THE first minister has insisted that "nobody is holding back the vaccine" following comments made during an interview on Radio 4.

On Monday, January 18, Mark Drakeford told BBC Radio 4’s Today programme that the supply of the Pfizer vaccine had to last until February and was not being used all at once.

“The sensible thing to do is to use the vaccine you’ve got over the period that you’ve got it for so that your system can absorb it, they can go on working, that you don’t have people standing around with nothing to do,” he said.

"There will be no point and certainly it will be logistically very damaging to try to use all of that in the first week and then to have all our vaccinators standing around with nothing to do for another month.”

The comments caused 'deep concern' and prompted a strong reaction.

Darren Millar, MS for Clwyd West, described Mr Drakeford’s approach as alarming and said lives will inevitably be lost as a result whilst Dr David Bailey, chair of the British Medical Association (BMA) in Wales, calling them "truly bewildering".

He said: "I advise Welsh Government to look again at the roll-out strategy.

“For the first minister to say that there is ‘no point’ in using all the supplies in a week to ensure vaccinators aren’t standing around with nothing to do is truly bewildering.

“Frontline staff are risking their lives to help others - the priority must be to get the second dose administered to those who have received the first, and to accelerate first doses for all remaining vaccinations to ensure maximum protection for staff and patients.

“We are asking Welsh Government to stop sitting on supplies and get on with it.”

On Monday night, the first minister moved to clarify his comments.

In a video, posted on Twitter, he said: "As of 10pm last night, 151,737 people in Wales have had their first dose of the coronavirus vaccine. In a little over a month we have reached almost five per cent of our population. That is a very strong start and everyday we are vaccination thousands more people as we speed up the biggest vaccination effort Wales has ever seen.

"We're mobilising nurses, doctors, primary care practitioners, dentists, optometrists and the military to get this done as quickly as possible and as safely as possible.

"By mid-February, we will have offered vaccinations to all frontline health and care staff, everyone living and working in care homes and everyone over 70.

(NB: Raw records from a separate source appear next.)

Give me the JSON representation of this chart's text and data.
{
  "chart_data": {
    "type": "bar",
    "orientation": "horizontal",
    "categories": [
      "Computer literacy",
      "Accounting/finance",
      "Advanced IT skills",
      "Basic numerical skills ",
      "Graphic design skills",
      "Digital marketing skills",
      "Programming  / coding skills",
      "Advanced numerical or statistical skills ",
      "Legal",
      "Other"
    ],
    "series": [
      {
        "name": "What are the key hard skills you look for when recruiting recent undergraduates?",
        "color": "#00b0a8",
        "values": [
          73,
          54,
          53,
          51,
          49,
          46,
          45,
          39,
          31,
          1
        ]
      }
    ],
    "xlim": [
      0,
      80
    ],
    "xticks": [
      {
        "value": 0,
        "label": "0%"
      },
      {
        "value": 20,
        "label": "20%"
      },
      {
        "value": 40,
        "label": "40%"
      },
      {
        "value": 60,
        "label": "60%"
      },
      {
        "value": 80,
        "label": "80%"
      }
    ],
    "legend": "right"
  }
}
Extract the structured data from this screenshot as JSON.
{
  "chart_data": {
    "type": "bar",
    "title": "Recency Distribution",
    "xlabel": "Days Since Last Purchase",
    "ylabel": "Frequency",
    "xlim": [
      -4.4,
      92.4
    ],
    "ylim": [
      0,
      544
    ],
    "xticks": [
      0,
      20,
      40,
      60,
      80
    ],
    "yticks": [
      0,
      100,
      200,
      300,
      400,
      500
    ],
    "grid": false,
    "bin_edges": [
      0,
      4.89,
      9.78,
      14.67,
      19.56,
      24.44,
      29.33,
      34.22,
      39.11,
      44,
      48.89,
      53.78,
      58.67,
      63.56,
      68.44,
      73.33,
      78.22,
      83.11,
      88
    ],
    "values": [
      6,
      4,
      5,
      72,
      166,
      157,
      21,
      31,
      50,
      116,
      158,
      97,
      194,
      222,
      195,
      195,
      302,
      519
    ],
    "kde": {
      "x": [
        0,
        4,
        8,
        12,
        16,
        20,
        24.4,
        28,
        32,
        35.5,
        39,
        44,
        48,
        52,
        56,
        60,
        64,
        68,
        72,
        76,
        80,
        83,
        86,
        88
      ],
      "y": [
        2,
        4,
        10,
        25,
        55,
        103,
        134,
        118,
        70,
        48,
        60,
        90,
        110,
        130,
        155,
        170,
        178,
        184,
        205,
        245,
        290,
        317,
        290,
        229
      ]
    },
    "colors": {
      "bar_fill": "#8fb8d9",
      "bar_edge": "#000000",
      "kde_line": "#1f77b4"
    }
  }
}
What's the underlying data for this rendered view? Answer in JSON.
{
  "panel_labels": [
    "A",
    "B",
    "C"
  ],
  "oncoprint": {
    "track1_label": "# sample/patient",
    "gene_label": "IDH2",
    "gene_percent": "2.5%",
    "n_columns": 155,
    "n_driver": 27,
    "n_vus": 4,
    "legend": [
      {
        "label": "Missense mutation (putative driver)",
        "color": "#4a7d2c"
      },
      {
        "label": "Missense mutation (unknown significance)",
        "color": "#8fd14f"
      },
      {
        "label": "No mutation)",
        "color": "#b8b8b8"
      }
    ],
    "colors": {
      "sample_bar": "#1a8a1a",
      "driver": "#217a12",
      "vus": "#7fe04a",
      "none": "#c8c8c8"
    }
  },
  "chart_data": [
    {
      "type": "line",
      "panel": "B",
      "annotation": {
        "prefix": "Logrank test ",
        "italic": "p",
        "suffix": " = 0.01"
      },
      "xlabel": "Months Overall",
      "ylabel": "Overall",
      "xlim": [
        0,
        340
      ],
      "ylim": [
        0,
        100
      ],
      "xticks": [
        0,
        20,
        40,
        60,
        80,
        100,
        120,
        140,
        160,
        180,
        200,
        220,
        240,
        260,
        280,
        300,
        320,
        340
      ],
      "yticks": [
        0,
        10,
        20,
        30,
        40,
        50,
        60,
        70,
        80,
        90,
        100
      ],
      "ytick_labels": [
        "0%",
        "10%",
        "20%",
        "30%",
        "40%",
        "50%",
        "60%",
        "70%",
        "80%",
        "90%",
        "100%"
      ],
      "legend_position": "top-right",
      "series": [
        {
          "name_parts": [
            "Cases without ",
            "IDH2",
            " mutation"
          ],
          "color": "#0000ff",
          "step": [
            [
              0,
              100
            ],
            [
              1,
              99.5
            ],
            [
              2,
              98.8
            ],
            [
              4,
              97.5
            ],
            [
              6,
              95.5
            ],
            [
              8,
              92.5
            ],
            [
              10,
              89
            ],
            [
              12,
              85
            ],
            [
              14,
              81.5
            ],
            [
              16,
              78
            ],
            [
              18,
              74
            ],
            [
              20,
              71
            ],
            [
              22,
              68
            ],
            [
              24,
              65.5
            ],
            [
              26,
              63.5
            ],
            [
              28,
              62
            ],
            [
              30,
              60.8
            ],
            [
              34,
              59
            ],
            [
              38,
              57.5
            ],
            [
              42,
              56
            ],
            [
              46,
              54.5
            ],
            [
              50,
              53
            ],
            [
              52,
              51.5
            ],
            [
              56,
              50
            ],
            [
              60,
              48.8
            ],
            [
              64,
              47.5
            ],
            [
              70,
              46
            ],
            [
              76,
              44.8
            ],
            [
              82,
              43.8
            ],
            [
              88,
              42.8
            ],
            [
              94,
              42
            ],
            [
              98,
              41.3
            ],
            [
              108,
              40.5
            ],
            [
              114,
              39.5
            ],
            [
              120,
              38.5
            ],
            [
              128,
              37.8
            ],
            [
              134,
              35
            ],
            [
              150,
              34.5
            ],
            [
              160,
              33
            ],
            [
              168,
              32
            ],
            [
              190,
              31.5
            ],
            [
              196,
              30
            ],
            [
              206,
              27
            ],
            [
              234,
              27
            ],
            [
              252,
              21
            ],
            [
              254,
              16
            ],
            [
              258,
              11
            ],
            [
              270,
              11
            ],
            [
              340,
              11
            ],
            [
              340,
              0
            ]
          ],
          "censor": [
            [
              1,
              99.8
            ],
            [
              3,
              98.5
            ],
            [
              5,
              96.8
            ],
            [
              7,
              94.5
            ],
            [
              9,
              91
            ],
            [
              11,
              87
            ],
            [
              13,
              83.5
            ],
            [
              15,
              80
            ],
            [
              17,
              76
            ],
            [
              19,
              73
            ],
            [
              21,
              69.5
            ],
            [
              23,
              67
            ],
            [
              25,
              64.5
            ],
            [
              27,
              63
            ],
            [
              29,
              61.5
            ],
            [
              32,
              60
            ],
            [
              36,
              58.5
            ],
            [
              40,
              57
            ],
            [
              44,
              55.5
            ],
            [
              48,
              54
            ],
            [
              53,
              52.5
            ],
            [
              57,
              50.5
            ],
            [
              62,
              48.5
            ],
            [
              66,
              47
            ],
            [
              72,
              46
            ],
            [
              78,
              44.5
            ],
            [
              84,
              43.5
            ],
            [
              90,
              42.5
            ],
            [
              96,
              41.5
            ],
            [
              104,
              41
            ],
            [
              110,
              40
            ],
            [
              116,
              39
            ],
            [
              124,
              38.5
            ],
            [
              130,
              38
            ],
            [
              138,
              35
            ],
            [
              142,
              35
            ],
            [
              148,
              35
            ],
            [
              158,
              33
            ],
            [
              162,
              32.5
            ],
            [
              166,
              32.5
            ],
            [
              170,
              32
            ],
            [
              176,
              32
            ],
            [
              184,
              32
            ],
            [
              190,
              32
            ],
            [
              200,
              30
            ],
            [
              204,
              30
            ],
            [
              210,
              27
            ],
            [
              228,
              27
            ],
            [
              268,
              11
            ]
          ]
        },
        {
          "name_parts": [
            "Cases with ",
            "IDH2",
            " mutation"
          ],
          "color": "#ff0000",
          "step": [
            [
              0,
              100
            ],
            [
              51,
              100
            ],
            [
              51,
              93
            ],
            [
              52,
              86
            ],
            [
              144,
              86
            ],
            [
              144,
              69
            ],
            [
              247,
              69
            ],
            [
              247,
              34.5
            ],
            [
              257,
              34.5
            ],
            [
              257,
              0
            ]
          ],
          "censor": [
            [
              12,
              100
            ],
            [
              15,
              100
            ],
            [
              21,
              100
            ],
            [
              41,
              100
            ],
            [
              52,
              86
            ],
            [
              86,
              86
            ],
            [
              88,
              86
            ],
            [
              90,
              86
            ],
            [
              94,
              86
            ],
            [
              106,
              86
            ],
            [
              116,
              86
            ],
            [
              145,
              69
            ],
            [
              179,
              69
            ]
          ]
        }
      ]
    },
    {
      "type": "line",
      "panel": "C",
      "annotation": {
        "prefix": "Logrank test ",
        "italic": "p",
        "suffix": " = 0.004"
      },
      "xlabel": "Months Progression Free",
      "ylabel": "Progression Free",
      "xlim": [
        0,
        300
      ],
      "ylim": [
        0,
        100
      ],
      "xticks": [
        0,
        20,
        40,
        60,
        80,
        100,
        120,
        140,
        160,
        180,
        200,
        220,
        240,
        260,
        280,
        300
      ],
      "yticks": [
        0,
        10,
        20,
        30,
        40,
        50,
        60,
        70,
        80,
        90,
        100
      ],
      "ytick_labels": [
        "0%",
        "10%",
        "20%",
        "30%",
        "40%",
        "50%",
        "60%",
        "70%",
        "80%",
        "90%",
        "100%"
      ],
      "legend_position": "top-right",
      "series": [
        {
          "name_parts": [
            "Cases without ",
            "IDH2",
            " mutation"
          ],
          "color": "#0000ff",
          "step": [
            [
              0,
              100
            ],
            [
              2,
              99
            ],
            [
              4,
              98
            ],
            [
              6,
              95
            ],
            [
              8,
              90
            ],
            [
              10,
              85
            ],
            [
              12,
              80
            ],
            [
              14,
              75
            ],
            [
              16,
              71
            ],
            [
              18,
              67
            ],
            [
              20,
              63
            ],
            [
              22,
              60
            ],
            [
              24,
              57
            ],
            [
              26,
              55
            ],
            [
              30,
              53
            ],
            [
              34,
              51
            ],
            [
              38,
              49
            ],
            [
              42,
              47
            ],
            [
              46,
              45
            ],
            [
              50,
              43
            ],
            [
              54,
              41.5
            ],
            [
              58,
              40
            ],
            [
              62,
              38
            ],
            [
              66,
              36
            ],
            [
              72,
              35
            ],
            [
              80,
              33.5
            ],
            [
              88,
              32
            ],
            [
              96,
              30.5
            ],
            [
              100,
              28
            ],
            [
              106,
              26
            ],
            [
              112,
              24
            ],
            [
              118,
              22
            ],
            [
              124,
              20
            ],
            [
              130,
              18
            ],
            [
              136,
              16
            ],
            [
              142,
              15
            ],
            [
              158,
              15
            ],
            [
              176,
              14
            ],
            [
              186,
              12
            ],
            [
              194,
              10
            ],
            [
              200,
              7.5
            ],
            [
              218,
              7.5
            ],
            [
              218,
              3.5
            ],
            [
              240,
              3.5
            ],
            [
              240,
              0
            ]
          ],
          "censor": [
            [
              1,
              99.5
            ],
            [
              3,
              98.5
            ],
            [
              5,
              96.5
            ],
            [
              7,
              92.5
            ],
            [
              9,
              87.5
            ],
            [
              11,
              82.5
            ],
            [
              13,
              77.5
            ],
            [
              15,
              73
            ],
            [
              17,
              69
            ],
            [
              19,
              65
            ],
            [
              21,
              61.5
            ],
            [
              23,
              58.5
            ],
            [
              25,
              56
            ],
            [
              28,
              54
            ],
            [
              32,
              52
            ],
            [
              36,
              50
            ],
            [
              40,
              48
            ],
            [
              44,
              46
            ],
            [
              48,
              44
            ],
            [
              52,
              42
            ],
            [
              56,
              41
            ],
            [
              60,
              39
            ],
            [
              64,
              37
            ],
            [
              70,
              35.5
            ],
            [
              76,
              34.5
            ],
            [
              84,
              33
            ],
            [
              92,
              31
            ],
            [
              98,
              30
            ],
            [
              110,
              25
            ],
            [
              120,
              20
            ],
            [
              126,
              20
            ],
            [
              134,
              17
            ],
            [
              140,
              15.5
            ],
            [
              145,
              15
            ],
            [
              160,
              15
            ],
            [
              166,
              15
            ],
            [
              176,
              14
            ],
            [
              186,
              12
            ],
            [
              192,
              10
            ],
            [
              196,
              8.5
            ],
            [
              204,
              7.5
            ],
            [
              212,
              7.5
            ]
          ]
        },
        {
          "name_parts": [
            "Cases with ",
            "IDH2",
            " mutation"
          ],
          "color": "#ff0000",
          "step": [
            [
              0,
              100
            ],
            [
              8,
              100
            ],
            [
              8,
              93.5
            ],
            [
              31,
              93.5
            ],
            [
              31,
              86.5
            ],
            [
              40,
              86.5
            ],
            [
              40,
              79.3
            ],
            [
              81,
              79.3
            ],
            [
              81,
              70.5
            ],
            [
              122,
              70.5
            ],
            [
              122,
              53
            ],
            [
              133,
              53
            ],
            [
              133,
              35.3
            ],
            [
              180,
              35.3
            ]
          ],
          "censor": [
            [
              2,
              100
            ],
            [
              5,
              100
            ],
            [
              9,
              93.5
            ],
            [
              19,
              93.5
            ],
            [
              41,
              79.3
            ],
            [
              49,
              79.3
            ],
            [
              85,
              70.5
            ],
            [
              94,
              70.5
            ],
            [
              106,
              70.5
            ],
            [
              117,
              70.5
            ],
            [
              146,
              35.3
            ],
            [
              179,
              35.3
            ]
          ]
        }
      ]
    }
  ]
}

"Let me be completely clear. Nobody is holding back vaccines. All our health boards are receiving doses of Pfizer as quickly as they can use it. And as a result of how the vaccine is being delivered, less than one per cent of this precious vaccine has been wasted in Wales. Way below wastage normally seen for vaccines.

"We now have more than 100 GP practices delivering vaccines and that will rise to 250 by the end of this month.

"We have 45 mass vaccination centres operating or due to open shortly."

Wales has faced criticism in the past week for vaccinating fewer people in proportion to its population than the other home nations.

Statistically the country is behind the other nations of the UK in delivering the first dose of the vaccine.

As of Saturday, four per cent of the population in Wales had been vaccinated, compared with 4.1 per cent in Scotland, 5.9 per cent in England and 7.4 per cent in Northern Ireland.